Als Neuropädiaterin kennt Dr. Sara Baumgartner-Sigl Matus nunmehr seit seinem neunten Lebensjahr. Zugewiesen wurde er mit der Frage nach Vorliegen einer „Autismus-Spektrum-Störung“. „Neben seiner Hörbeeinträchtigung war er sprachlich und motorisch nicht altersgemäß entwickelt.“ Da sich bei näherer Untersuchung der erste Verdacht nicht bestätigte, wurde Matus einem interdisziplinären Fachboard vorgestellt. „Unsere Kolleginnen und Kollegen von der Humangenetik haben dabei den Verdacht auf das ,Myhre-Syndrom‘ gehabt und es auch gefunden“, berichtet Dr. Baumgartner-Sigl.

Daniela Karall
Foto: studio12

Univ.-Prof.
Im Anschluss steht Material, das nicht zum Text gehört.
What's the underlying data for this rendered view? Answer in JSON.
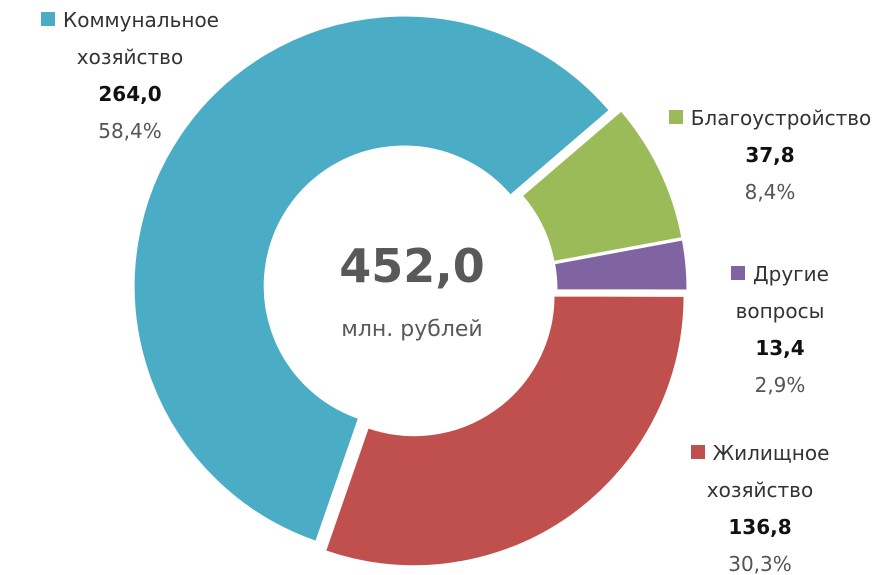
{
  "chart_data": {
    "type": "donut",
    "categories": [
      "Коммунальное хозяйство",
      "Благоустройство",
      "Другие вопросы",
      "Жилищное хозяйство"
    ],
    "values": [
      264.0,
      37.8,
      13.4,
      136.8
    ],
    "value_labels": [
      "264,0",
      "37,8",
      "13,4",
      "136,8"
    ],
    "percent_labels": [
      "58,4%",
      "8,4%",
      "2,9%",
      "30,3%"
    ],
    "colors": [
      "#4bacc6",
      "#9bbb59",
      "#8064a2",
      "#c0504d"
    ],
    "center_label": "452,0",
    "center_sublabel": "млн. рублей"
  }
}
Dr. Daniela Karall, IBCLC

Univ.-Prof. Dr. Daniela Karall, IBCLC, vom Bereich Angeborene Stoffwechselstörungen am Department für Kinder- und Jugendheilkunde ergänzt: „Gerade bei extrem seltenen Erkrankungen wie dem Myhre-Syndrom gewinnen wir mit der genetischen Diagnostik ein besseres Verständnis für die Krankheit. Es macht auch Sinn, im Falle eines nicht konklusiven Ergebnisses die Daten der genetischen Untersuchung alle zwei bis drei Jahre wieder zu sichten, da sich die Methoden laufend verfeinern und immer neue Erkenntnisse generiert werden.“

Ärztinnen und Ärzten und auch Eltern von Kindern mit Multisystemerkrankungen und bislang unbekannter Ursache rät Karall jedenfalls „hartnäckig zu bleiben und weiter zu suchen“, auch eine etwaige humangenetische Beratung mache Sinn.

So wie Matus werden aktuell rund 15 Kinder mit Seltenen Erkrankungen von Baumgartner-Sigl als „fallführende Ärztin“ an der Klinik für Kinder und Jugendliche begleitet. Bei Matus gelte aus der Sicht der Neuropädiatrie, ihn in seiner Entwicklung in den Bereichen Sprache, Motorik und sozial-emotionale Fertigkeiten zu begleiten.

Im Rahmen der Verlaufsuntersuchungen werden in Zusammenarbeit mit Neuropsychologinnen und -psychologen standardisierte Tests eingesetzt, um Stärken und Schwächen zu identifizieren. Bei emotionalen und Verhaltensschwierigkeiten werden Kinder- und Jugendpsychiaterinnen und -psychiater mit einbezogen.

Die Neuropädiaterin koordiniert auch notwendige weiterführende Untersuchungen, „üblicherweise sind einmal jährliche Routineuntersuchungen sinnvoll, sofern Familien dazu eine weite Anreise haben“. Ziel ist es, mit adäquaten Fördertherapien die Entwicklung des Kindes optimal zu unterstützen.

Fakten-Check Myhre-Syndrom

Das Myhre-Syndrom wird durch eine heterozygote pathogene Variante im SMAD4-Gen (18q21.2) verursacht. Charakteristische klinische Merkmale und radiologische Befunde sind etwa Brachydaktylie, Wirbelfusionen und hypoplastische Darmbeinflügel.

In den ersten Lebensjahren sind die Hauptmerkmale Kleinwuchs sowie kurze Lidspalten. In der späten Kindheit sind ausgeprägte Gesichtszüge erkennbar, ebenso eingeschränkte Gelenkbeweglichkeit oder verdickte Haut.

Morphologische kardiovaskuläre Anomalien betreffen etwa 70 Prozent der Patienten, häufig werden Perikarditis, restriktive Kardiomyopathie sowie systemische und pulmonale Hypertonie beobachtet. Die Atemwege sind unter anderem durch eine obstruktive Atemwegserkrankung oder eine restriktive Lungenerkrankung betroffen. Häufig wird über rezidivierende Infektionen, insbesondere Otitis media und Lungenentzündung, berichtet. Bei den meisten Betroffenen wird eine Schwerhörigkeit beobachtet.

Die Behandlung erfolgt hauptsächlich symptomatisch und erfordert ein multidisziplinäres Ärzteteam.